Is this a correct implementation of Q-Learning for Checkers?


I am trying to understand Q-Learning,


My current algorithm operates as follows:

1. A lookup table is maintained that maps a state to information about its immediate reward and utility for each action available.

2. At each state, check to see if it is contained in the lookup table and initialise it if not (With a default utility of 0).

3. Choose an action to take with a probability of:

    (*ϵ* = 0>ϵ>1 - probability of taking a random action)
    1-ϵ = Choosing the state-action pair with the highest utility.
    ϵ = Choosing a random move.
    ϵ decreases over time.

4. Update the current state's utility based on:

    Q(st, at) += a[rt+1, + d.max(Q(st+1, a)) - Q(st,at)]

I am currently playing my agent against a simple heuristic player, who always takes the move that will give it the best immediate reward.

The results - The results are very poor, even after a couple hundred games, the Q-Learning agent is losing a lot more than it is winning. Furthermore, the change in win-rate is almost non-existent, especially after reaching a couple hundred games.

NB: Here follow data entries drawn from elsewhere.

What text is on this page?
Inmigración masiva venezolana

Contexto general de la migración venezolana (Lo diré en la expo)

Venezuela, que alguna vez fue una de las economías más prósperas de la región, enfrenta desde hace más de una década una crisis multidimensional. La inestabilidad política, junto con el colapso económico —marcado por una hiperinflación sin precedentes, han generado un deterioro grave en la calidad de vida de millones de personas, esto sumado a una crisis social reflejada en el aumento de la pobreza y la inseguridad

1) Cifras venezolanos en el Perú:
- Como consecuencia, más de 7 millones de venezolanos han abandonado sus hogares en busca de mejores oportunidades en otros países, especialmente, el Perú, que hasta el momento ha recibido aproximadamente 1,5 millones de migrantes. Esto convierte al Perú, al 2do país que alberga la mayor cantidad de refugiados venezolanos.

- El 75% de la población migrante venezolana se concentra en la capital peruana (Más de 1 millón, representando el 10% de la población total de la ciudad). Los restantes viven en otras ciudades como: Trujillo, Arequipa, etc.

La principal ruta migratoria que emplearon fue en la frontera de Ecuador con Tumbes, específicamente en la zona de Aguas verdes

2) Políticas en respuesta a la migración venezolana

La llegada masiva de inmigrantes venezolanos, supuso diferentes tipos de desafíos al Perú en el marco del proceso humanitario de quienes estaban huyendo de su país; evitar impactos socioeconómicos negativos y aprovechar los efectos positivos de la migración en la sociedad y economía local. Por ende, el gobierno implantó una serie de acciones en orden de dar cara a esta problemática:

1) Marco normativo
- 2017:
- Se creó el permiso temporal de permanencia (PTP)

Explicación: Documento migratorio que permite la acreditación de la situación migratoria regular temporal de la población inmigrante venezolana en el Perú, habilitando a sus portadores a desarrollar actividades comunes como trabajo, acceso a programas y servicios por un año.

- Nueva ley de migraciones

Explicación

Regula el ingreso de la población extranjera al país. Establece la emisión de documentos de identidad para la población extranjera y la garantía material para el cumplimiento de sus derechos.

Am I missing something? I have implemented a couple agents:

(Rote-Learning, TD(0), TD(Lambda), Q-Learning)

But they all seem to be yielding similar, disappointing, results.

enter image description here


Solution

  • There are on the order of 10²⁰ different states in checkers, and you need to play a whole game for every update, so it will be a very, very long time until you get meaningful action values this way. Generally, you'd want a simplified state representation, like a neural network, to solve this kind of problem using reinforcement learning.

    Also, a couple of caveats:

    • Ideally, you should update 1 value per game, because the moves in a single game are highly correlated.
    • You should initialize action values to small random values to avoid large policy changes from small Q updates.